Peptidase M20 domain containing 1 is a circulating enzyme which in humans is encoded by the PM20D1 gene. PM20D1 regulates bioactive N-acyl amide lipids and has been implicated in obesity, type 2 diabetes, pain, and Alzheimer's disease.

Function 
PM20D1 catalyzes the biosynthesis of N-fatty acyl amino acids from free fatty acids and free amino acids. Consequently PM20D1 is involved in the generation of potent bioactive lipid metabolites from two abundant cellular energy precursors.

PM20D1 is involved in energy homeostasis. In mice, PM20D1 is highly expressed and secreted into the blood by brown fat. Its expression in adipose tissues is increased following cold exposure. Genetic elevation of circulating PM20D1 in mice leads to accumulation of multiple circulating N-acyl amino acid species and a hypermetabolic phenotype.
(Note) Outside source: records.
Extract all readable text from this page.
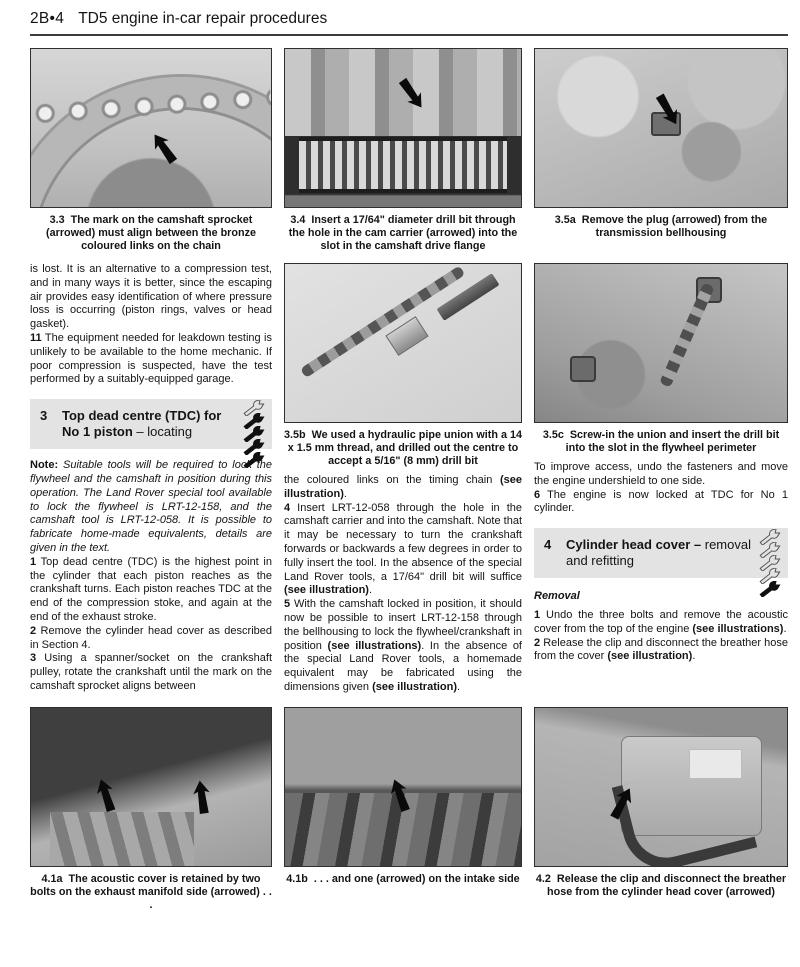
2B•4 TD5 engine in-car repair procedures
3.3  The mark on the camshaft sprocket (arrowed) must align between the bronze coloured links on the chain
3.4  Insert a 17/64" diameter drill bit through the hole in the cam carrier (arrowed) into the slot in the camshaft drive flange
3.5a  Remove the plug (arrowed) from the transmission bellhousing

is lost. It is an alternative to a compression test, and in many ways it is better, since the escaping air provides easy identification of where pressure loss is occurring (piston rings, valves or head gasket).

11 The equipment needed for leakdown testing is unlikely to be available to the home mechanic. If poor compression is suspected, have the test performed by a suitably-equipped garage.

3 Top dead centre (TDC) for No 1 piston – locating

Note: Suitable tools will be required to lock the flywheel and the camshaft in position during this operation. The Land Rover special tool available to lock the flywheel is LRT-12-158, and the camshaft tool is LRT-12-058. It is possible to fabricate home-made equivalents, details are given in the text.

1 Top dead centre (TDC) is the highest point in the cylinder that each piston reaches as the crankshaft turns. Each piston reaches TDC at the end of the compression stoke, and again at the end of the exhaust stroke.

2 Remove the cylinder head cover as described in Section 4.

3 Using a spanner/socket on the crankshaft pulley, rotate the crankshaft until the mark on the camshaft sprocket aligns between

3.5b  We used a hydraulic pipe union with a 14 x 1.5 mm thread, and drilled out the centre to accept a 5/16" (8 mm) drill bit

the coloured links on the timing chain (see illustration).

4 Insert LRT-12-058 through the hole in the camshaft carrier and into the camshaft. Note that it may be necessary to turn the crankshaft forwards or backwards a few degrees in order to fully insert the tool. In the absence of the special Land Rover tools, a 17/64" drill bit will suffice (see illustration).

5 With the camshaft locked in position, it should now be possible to insert LRT-12-158 through the bellhousing to lock the flywheel/crankshaft in position (see illustrations). In the absence of the special Land Rover tools, a homemade equivalent may be fabricated using the dimensions given (see illustration).

3.5c  Screw-in the union and insert the drill bit into the slot in the flywheel perimeter

To improve access, undo the fasteners and move the engine undershield to one side.

6 The engine is now locked at TDC for No 1 cylinder.

4 Cylinder head cover – removal and refitting

Removal

1 Undo the three bolts and remove the acoustic cover from the top of the engine (see illustrations).

2 Release the clip and disconnect the breather hose from the cover (see illustration).

4.1a  The acoustic cover is retained by two bolts on the exhaust manifold side (arrowed) . . .
4.1b  . . . and one (arrowed) on the intake side 4.2  Release the clip and disconnect the breather hose from the cylinder head cover (arrowed)
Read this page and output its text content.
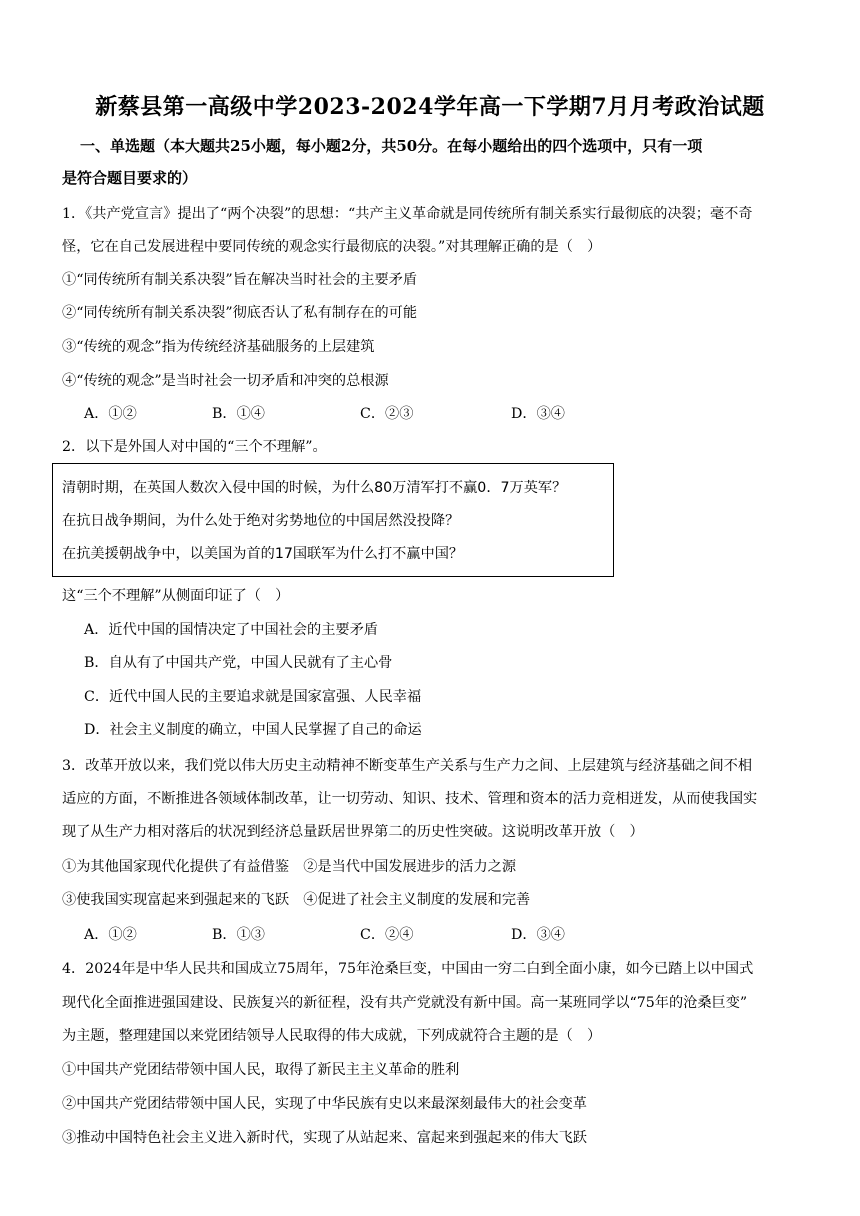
新蔡县第一高级中学2023-2024学年高一下学期7月月考政治试题
一、单选题（本大题共25小题，每小题2分，共50分。在每小题给出的四个选项中，只有一项
是符合题目要求的）
1．《共产党宣言》提出了“两个决裂”的思想：“共产主义革命就是同传统所有制关系实行最彻底的决裂；毫不奇
怪，它在自己发展进程中要同传统的观念实行最彻底的决裂。”对其理解正确的是（　）
①“同传统所有制关系决裂”旨在解决当时社会的主要矛盾
②“同传统所有制关系决裂”彻底否认了私有制存在的可能
③“传统的观念”指为传统经济基础服务的上层建筑
④“传统的观念”是当时社会一切矛盾和冲突的总根源
A．①②	B．①④	C．②③	D．③④
2．以下是外国人对中国的“三个不理解”。
清朝时期，在英国人数次入侵中国的时候，为什么80万清军打不赢0．7万英军？
在抗日战争期间，为什么处于绝对劣势地位的中国居然没投降？
在抗美援朝战争中，以美国为首的17国联军为什么打不赢中国？
这“三个不理解”从侧面印证了（　）
A．近代中国的国情决定了中国社会的主要矛盾
B．自从有了中国共产党，中国人民就有了主心骨
C．近代中国人民的主要追求就是国家富强、人民幸福
D．社会主义制度的确立，中国人民掌握了自己的命运
3．改革开放以来，我们党以伟大历史主动精神不断变革生产关系与生产力之间、上层建筑与经济基础之间不相
适应的方面，不断推进各领域体制改革，让一切劳动、知识、技术、管理和资本的活力竞相迸发，从而使我国实
现了从生产力相对落后的状况到经济总量跃居世界第二的历史性突破。这说明改革开放（　）
①为其他国家现代化提供了有益借鉴　②是当代中国发展进步的活力之源
③使我国实现富起来到强起来的飞跃　④促进了社会主义制度的发展和完善
A．①②	B．①③	C．②④	D．③④
4．2024年是中华人民共和国成立75周年，75年沧桑巨变，中国由一穷二白到全面小康，如今已踏上以中国式
现代化全面推进强国建设、民族复兴的新征程，没有共产党就没有新中国。高一某班同学以“75年的沧桑巨变”
为主题，整理建国以来党团结领导人民取得的伟大成就，下列成就符合主题的是（　）
①中国共产党团结带领中国人民，取得了新民主主义革命的胜利
②中国共产党团结带领中国人民，实现了中华民族有史以来最深刻最伟大的社会变革
③推动中国特色社会主义进入新时代，实现了从站起来、富起来到强起来的伟大飞跃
Conversely, PM20D1-KO exhibit bidirectional dysregulation of circulating N-acyl amino acids, insulin resistance, and glucose intolerance. Mechanistically, N-fatty acyl amino acids function as UCP1-independent uncouplers of mitochondrial respiration.

PM20D1 has also been implicated in neurological diseases. PM20D1 expression is increased both in vitro and in vivo following neurotoxic insults. Forced overexpression of PM20D1 in the hippocampus results in improved learning performance in a mouse model of Alzheimer's disease whereas PM20D1 knockdown increases amyloid plaque load.

Clinical significance 

In human visceral and subcutaneous adipocytes, PM20D1 is one of the most highly up-regulated genes by the anti-diabetic thiazolidinedione drug rosiglitazone, suggesting a potential role for this enzyme and/or N-fatty acyl amino acids in obesity and diabetes. 

Methylation at or near the PM20D1 locus has been correlated to body mass index.  

In humans, the PM20D1 locus has been associated with Alzheimer's disease.